FOLKENFLIK: In terms of how it's spreading, has that become any clearer?

BEAUBIEN: Clearly, it's human-to-human transmission. The Chinese National Health Commission - they had a press conference today. And they were saying that the spread is what medical professionals refer to as large droplets. Basically, people sneeze, or they cough. And bits of the virus sort of fly through the air. And that changes the way that you deal with it. It means that stuff flies through the air, lands on surfaces. But it is still not entirely clear that that is the only way that it can be transmitted.
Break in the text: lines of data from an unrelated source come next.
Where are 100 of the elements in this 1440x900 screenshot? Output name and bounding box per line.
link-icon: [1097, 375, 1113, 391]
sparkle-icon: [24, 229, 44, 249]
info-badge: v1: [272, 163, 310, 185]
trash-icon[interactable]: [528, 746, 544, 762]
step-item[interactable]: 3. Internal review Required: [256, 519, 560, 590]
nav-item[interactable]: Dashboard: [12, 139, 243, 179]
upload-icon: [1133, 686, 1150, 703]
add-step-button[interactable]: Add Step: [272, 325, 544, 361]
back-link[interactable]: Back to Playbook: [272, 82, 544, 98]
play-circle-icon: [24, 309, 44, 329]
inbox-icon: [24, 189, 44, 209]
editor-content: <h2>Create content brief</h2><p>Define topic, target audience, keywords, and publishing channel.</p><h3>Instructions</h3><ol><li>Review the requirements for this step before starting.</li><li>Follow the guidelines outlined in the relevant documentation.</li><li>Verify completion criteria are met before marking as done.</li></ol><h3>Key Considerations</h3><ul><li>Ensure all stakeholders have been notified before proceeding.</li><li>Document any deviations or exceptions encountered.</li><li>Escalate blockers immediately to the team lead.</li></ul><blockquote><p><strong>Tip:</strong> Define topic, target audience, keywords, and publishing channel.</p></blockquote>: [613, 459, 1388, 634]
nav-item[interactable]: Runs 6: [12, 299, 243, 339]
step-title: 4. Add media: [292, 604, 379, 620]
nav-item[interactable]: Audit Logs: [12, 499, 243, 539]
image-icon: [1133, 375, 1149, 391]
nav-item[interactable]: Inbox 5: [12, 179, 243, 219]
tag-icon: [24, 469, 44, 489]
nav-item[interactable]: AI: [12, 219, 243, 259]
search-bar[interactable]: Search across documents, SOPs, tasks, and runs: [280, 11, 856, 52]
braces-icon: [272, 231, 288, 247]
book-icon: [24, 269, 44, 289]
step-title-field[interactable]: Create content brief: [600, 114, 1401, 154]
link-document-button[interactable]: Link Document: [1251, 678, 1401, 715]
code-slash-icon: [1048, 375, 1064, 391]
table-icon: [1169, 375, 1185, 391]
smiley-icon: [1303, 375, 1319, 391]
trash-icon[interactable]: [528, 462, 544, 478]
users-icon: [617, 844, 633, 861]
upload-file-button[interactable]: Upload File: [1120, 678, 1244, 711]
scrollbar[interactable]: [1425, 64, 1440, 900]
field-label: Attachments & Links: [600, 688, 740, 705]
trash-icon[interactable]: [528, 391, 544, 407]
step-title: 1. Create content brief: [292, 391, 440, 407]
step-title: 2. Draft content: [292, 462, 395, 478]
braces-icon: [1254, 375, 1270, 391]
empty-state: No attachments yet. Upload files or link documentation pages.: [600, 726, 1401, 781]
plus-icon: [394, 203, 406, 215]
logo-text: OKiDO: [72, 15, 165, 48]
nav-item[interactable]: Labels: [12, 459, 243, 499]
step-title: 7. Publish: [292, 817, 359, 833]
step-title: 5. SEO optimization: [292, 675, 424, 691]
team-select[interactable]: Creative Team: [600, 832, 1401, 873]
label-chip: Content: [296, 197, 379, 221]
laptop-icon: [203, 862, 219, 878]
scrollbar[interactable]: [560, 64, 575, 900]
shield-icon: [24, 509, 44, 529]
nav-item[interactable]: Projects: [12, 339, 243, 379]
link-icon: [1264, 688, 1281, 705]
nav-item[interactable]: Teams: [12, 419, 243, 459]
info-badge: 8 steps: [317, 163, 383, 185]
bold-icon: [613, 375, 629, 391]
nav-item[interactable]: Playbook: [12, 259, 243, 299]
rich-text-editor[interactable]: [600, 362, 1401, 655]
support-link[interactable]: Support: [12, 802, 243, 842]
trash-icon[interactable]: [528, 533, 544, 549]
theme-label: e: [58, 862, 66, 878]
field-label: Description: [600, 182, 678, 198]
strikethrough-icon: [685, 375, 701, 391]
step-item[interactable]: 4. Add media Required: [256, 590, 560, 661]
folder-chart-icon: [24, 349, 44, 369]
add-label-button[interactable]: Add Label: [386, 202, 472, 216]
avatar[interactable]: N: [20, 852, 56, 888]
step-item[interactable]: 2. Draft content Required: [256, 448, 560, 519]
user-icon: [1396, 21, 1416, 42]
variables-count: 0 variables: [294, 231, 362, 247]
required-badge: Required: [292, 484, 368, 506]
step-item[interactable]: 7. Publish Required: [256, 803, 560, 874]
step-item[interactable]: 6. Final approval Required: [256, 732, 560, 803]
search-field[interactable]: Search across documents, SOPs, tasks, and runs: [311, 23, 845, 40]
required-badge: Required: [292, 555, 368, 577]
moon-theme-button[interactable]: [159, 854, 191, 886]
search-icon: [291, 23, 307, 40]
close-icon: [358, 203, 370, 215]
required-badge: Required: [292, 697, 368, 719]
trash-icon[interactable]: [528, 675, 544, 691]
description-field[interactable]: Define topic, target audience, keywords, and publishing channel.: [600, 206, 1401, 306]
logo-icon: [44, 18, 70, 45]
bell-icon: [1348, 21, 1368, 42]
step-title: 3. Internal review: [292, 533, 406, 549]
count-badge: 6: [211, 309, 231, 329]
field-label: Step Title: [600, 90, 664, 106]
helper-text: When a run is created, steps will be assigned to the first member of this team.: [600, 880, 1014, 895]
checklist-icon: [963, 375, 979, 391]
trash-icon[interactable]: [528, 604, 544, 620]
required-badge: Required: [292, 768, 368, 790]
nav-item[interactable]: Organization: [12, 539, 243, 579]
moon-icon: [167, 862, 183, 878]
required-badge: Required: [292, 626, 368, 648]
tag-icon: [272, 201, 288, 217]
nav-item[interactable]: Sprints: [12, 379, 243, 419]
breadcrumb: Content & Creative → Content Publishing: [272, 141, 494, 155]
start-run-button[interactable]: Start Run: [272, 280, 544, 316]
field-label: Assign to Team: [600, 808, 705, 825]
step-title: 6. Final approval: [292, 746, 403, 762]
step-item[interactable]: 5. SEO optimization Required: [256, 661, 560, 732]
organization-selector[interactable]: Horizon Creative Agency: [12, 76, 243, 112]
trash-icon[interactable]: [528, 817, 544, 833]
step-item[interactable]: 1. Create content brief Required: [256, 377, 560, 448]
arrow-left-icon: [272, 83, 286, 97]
FOLKENFLIK: So we're getting some information here from Chinese health authorities. And yet there are reports that, initially, Chinese officials worked hardest, it seemed, to suppress news of this getting out, rather than to act in concert with local and international health authorities, try to get this under control. What have we learned there?

BEAUBIEN: Absolutely. I think in the very early days, they did not want to admit that this was going on. There was an attempt to crush people who were saying there's a problem here. But since then, they have actually worked very closely with the World Health Organization. They have shared what they know about the virus. It is much better than what the situation was during SARS in 2003. And the delays over China coming forward with how big the problem was with SARS was part of the entire SARS problem. Things are much better this time around, even if they're not perfect.

FOLKENFLIK: That's NPR's Jason Beaubien joining me from Hong Kong. Jason, thanks.

BEAUBIEN: David, it's been my pleasure.